Artigo Revisado por pares

Ventilatory effects of glial dysfunction in a rat brain stem chemoreceptor region

1998; American Physiological Society; Volume: 85; Issue: 5 Linguagem: Inglês

10.1152/jappl.1998.85.5.1599

ISSN

8750-7587

Autores

Joseph S. Erlichman, Aihua Li, Eugene Nattie,

Tópico(s)

Neuroscience of respiration and sleep

Resumo

Glia are thought to be important in brain extracellular fluid ion and pH regulation, but their role in brain stem sites that sense pH and stimulate breathing is unknown. Using a diffusion pipette, we administered the glial toxin, fluorocitrate (FC; 1 mM) into one such brain stem region, the retrotrapezoid nucleus (RTN) for 45–60 min.

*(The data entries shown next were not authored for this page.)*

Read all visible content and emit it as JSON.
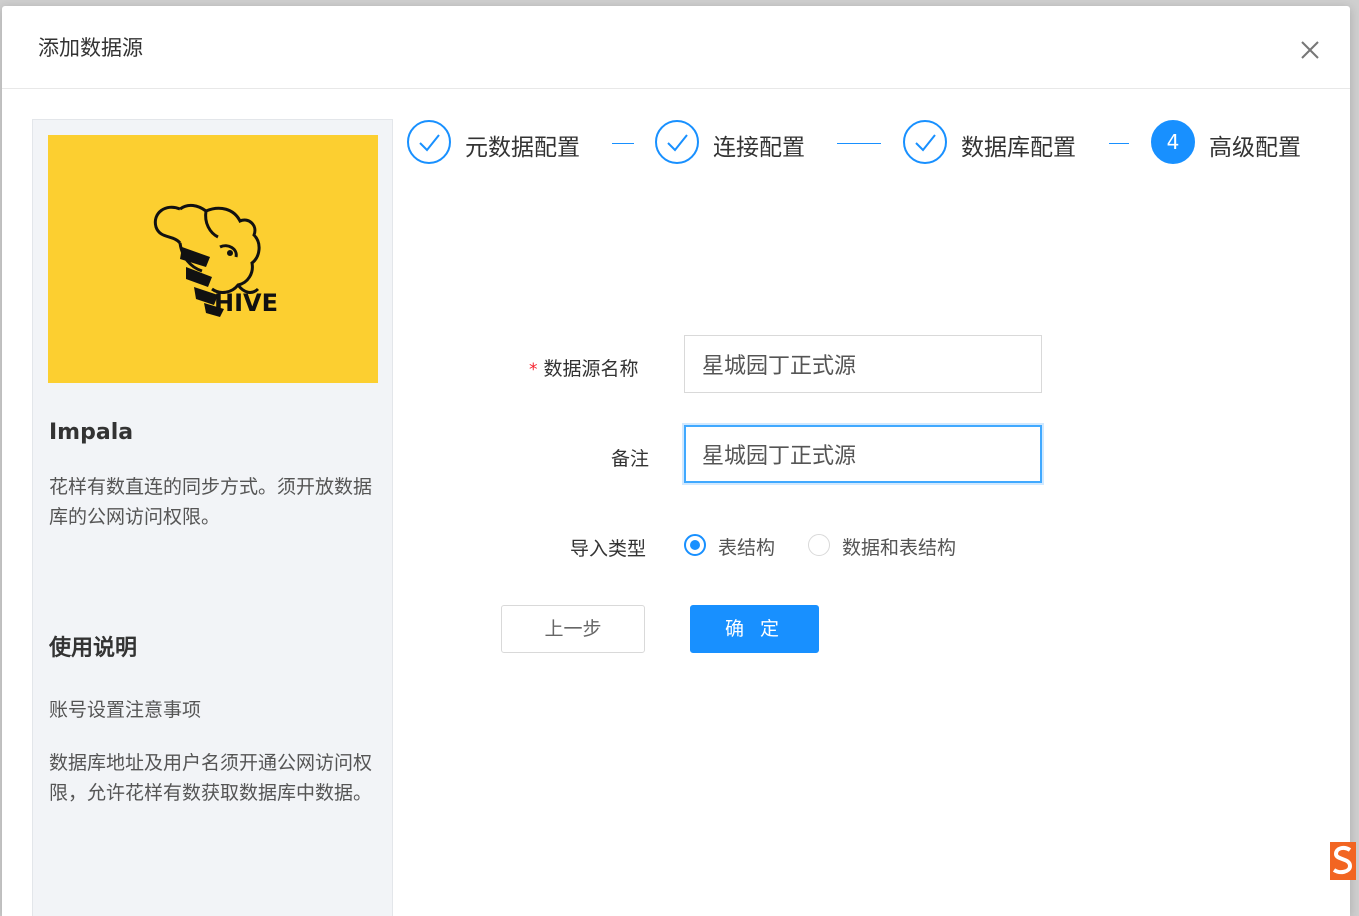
{
  "modal": {
    "title": "添加数据源"
  },
  "side_panel": {
    "logo_text": "HIVE",
    "source_name": "Impala",
    "source_desc": "花样有数直连的同步方式。须开放数据库的公网访问权限。",
    "usage_title": "使用说明",
    "usage_subtitle": "账号设置注意事项",
    "usage_desc": "数据库地址及用户名须开通公网访问权限，允许花样有数获取数据库中数据。"
  },
  "steps": [
    {
      "label": "元数据配置",
      "status": "done"
    },
    {
      "label": "连接配置",
      "status": "done"
    },
    {
      "label": "数据库配置",
      "status": "done"
    },
    {
      "label": "高级配置",
      "status": "active",
      "number": "4"
    }
  ],
  "form": {
    "name_label": "数据源名称",
    "name_required_mark": "*",
    "name_value": "星城园丁正式源",
    "remark_label": "备注",
    "remark_value": "星城园丁正式源",
    "import_type_label": "导入类型",
    "import_options": [
      {
        "label": "表结构",
        "checked": true
      },
      {
        "label": "数据和表结构",
        "checked": false
      }
    ]
  },
  "buttons": {
    "prev": "上一步",
    "confirm": "确 定"
  },
  "colors": {
    "primary": "#1890ff",
    "logo_bg": "#fccf30",
    "required": "#f5222d"
  }
}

This dose and time period were chosen so that the effects of FC would be largely reversible. Within minutes, tissue pH decreased, and respiratory output increased. Both recovered almost completely after cessation of FC administration. The response to systemic CO 2 stimulation was unaffected by FC treatment compared with that following control diffusion. Anatomic analysis showed, at the center of FC administration, some small (mean diameter = 5.1 μm) cells that stained for DEAD Red, a marker for altered cell membrane permeability, and some fragmented glia (glial fibrillary acidic protein immunohistochemistry). The average RTN tissue volume that contained such DEAD Red-positive cells was 271 nl, ∼23% of the volume of one RTN region. Reversible disruption of glia in the RTN, a region known to contain central chemoreception, results in an acidic local pH and in stimulation of respiratory output.